The Saudi king has offered to host and cover the expenses of 200 Hajj pilgrims when they journey to Makkah this year.
Khan said people will be both financially and spiritually supported during the journey. “For some of them, it’ll be a great comfort feeling like they’ve fulfilled the obligations of being a Muslim,” he added.
Khan said a trip to Makkah would normally cost around 10,000 New Zealand dollars ($6,769), but King Salman’s offer would cover pilgrims “from the time they leave their house and come back.”
When asked what the offer would mean for Canterbury’s Muslim community, Khan said it is part of the solidarity and support that has been shown to them since the Christchurch terror attacks, which claimed the lives of 51 people.
“Four months on … people still feel supported and they feel they’re still being remembered,” he added.
Sheikh Mohammed Amir, who is working closely with the local community, Saudi Arabia’s Embassy and its Ministry of Islamic Affairs to implement King Salman’s offer, said it will be available for those who had lost family members or been injured in the mosque attacks.
Canterbury’s Muslims are “very appreciative” of the offer, added Amir, who is chairman of the Islamic Scholars Board of New Zealand.
“I’ll say with full confidence that this will be a big relief for the deceased’s families, for the victims, for all those who’ve been injured and affected,” he said.
When asked how the organization of the pilgrimage is going, Amir said “so far, so good,” but added that it has been challenging without official records to track everyone down.

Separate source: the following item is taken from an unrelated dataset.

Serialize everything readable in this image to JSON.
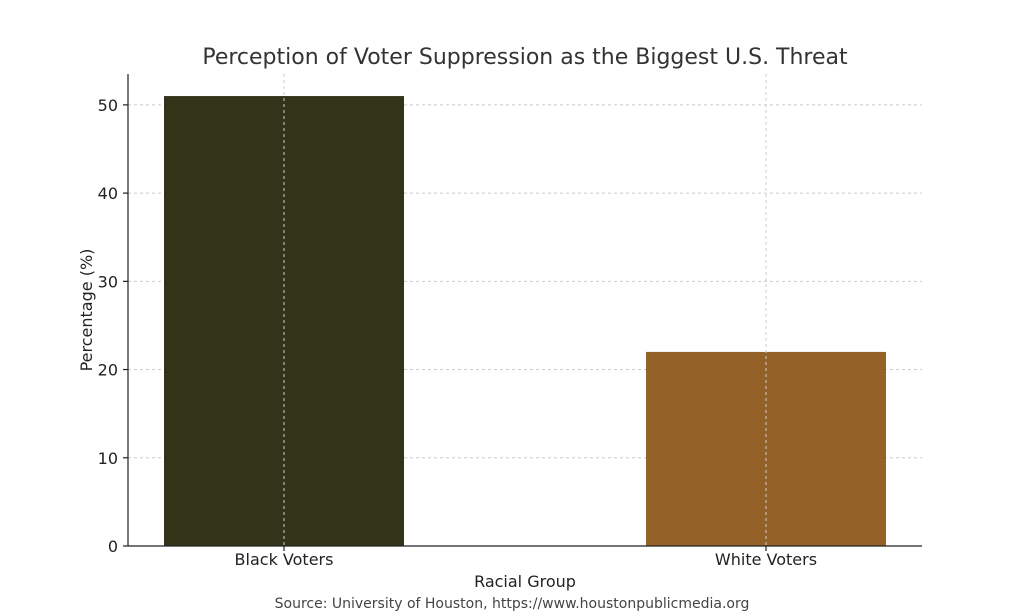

He said it is an honor and a responsibility to help organize the pilgrimage, which he has been helping to plan since the end of Ramadan. “People are very excited about it,” he added.
He said he believed that the king’s offer had been made to help people’s rehabilitation after the terror attacks.
“The community believes he’s going to contribute in building Christchurch and bringing people to a normal life,” Amir added.